The HBAR and VBAR statements now support the CHARTTYPE= option, which enables you to create variations on the traditional Pareto chart, as described by Wilkinson (2006). These statements also support the following new options for specifying titles and footnotes in graphs that are produced by using ODS Graphics:
  • ODSFOOTNOTE= adds a footnote to the graph.
  • ODSFOOTNOTE2= adds a secondary footnote to the graph.
  • ODSTITLE= specifies the graph title.
  • ODSTITLE2= specifies a secondary graph title.
These options enable you to specify your own graph titles without modifying ODS graph templates or using the ODS Graphics Editor.

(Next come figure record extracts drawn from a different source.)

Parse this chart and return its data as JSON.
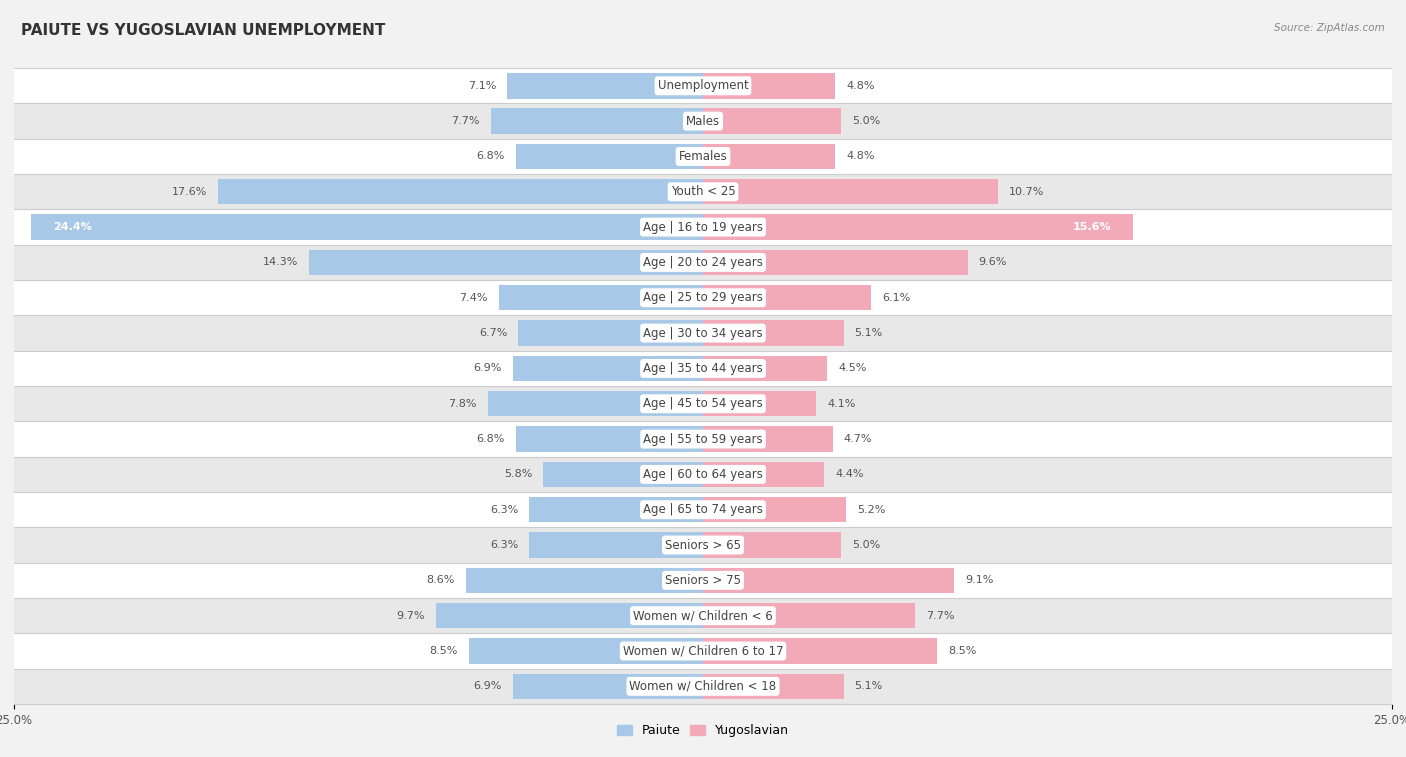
{
  "title": "PAIUTE VS YUGOSLAVIAN UNEMPLOYMENT",
  "source": "Source: ZipAtlas.com",
  "categories": [
    "Unemployment",
    "Males",
    "Females",
    "Youth < 25",
    "Age | 16 to 19 years",
    "Age | 20 to 24 years",
    "Age | 25 to 29 years",
    "Age | 30 to 34 years",
    "Age | 35 to 44 years",
    "Age | 45 to 54 years",
    "Age | 55 to 59 years",
    "Age | 60 to 64 years",
    "Age | 65 to 74 years",
    "Seniors > 65",
    "Seniors > 75",
    "Women w/ Children < 6",
    "Women w/ Children 6 to 17",
    "Women w/ Children < 18"
  ],
  "paiute_values": [
    7.1,
    7.7,
    6.8,
    17.6,
    24.4,
    14.3,
    7.4,
    6.7,
    6.9,
    7.8,
    6.8,
    5.8,
    6.3,
    6.3,
    8.6,
    9.7,
    8.5,
    6.9
  ],
  "yugoslav_values": [
    4.8,
    5.0,
    4.8,
    10.7,
    15.6,
    9.6,
    6.1,
    5.1,
    4.5,
    4.1,
    4.7,
    4.4,
    5.2,
    5.0,
    9.1,
    7.7,
    8.5,
    5.1
  ],
  "paiute_color": "#a8c8e8",
  "yugoslav_color": "#f2aab8",
  "axis_limit": 25.0,
  "bar_height": 0.72,
  "background_color": "#f2f2f2",
  "row_color_light": "#ffffff",
  "row_color_dark": "#e8e8e8",
  "divider_color": "#cccccc",
  "title_fontsize": 11,
  "label_fontsize": 8.5,
  "value_fontsize": 8,
  "legend_fontsize": 9,
  "title_color": "#333333",
  "source_color": "#888888",
  "value_color": "#555555",
  "label_color": "#444444"
}
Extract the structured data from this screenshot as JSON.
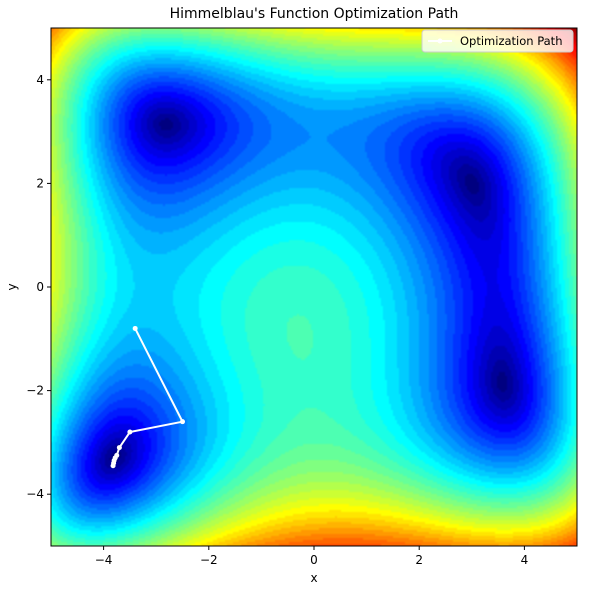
{
  "chart_data": {
    "type": "contour",
    "title": "Himmelblau's Function Optimization Path",
    "xlabel": "x",
    "ylabel": "y",
    "xlim": [
      -5,
      5
    ],
    "ylim": [
      -5,
      5
    ],
    "xticks": [
      -4,
      -2,
      0,
      2,
      4
    ],
    "yticks": [
      -4,
      -2,
      0,
      2,
      4
    ],
    "xtick_labels": [
      "−4",
      "−2",
      "0",
      "2",
      "4"
    ],
    "ytick_labels": [
      "−4",
      "−2",
      "0",
      "2",
      "4"
    ],
    "colormap": "jet",
    "function": "(x^2 + y - 11)^2 + (x + y^2 - 7)^2",
    "grid": false,
    "legend_position": "top-right",
    "series": [
      {
        "name": "Optimization Path",
        "color": "#ffffff",
        "x": [
          -3.4,
          -2.5,
          -3.5,
          -3.7,
          -3.75,
          -3.78,
          -3.8,
          -3.81,
          -3.82
        ],
        "y": [
          -0.8,
          -2.6,
          -2.8,
          -3.1,
          -3.25,
          -3.3,
          -3.35,
          -3.4,
          -3.45
        ]
      }
    ]
  }
}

RELIABILITY Procedure Enhancements

The RELIABILITY procedure now supports the following statements that provide further analysis of regression models that are fit by using a MODEL statement:
  • The EFFECTPLOT statement produces a display of the fitted model and provides options for changing and enhancing the displays.
  • The ESTIMATE statement provides a mechanism for obtaining custom hypothesis tests.
  • The LSMEANS statement computes and compares least squares means of fixed effects.
  • The LSMESTIMATE statement provides a mechanism for obtaining custom hypothesis tests among least squares means.
  • The SLICE statement provides a general mechanism for performing a partitioned analysis of the least squares means for an interaction.
  • The STORE statement saves the context and results of the statistical analysis to an item store.
  • The TEST statement performs F tests for model effects that test Type I, Type II, or Type III hypotheses.
These statements are common to many SAS/STAT® procedures and are fully documented in the SAS/STAT 12.1 User’s Guide.
PROC RELIABILITY also provides the following new features:
  • confidence bands for mean and intensity functions for recurrent events
  • two-sample log-rank-type test for recurrent events
  • trend tests for recurrent events parametric models
  • Duane plots
  • profile likelihood confidence intervals for survival function

References

  • Kourti, T. and MacGregor, J. F. (1995), “Process Analysis, Monitoring and Diagnosis, Using Multivariate Projection Methods,” Chemometrics and Intelligent Laboratory Systems, 28, 3–21.
  • Kourti, T. and MacGregor, J. F. (1996), “Multivariate SPC Methods for Process and Product Monitoring,” Journal of Quality Technology, 28, 409–428.
  • Wilkinson, L. (2006), “Revising the Pareto Chart,” The American Statistician, 60, 332–334.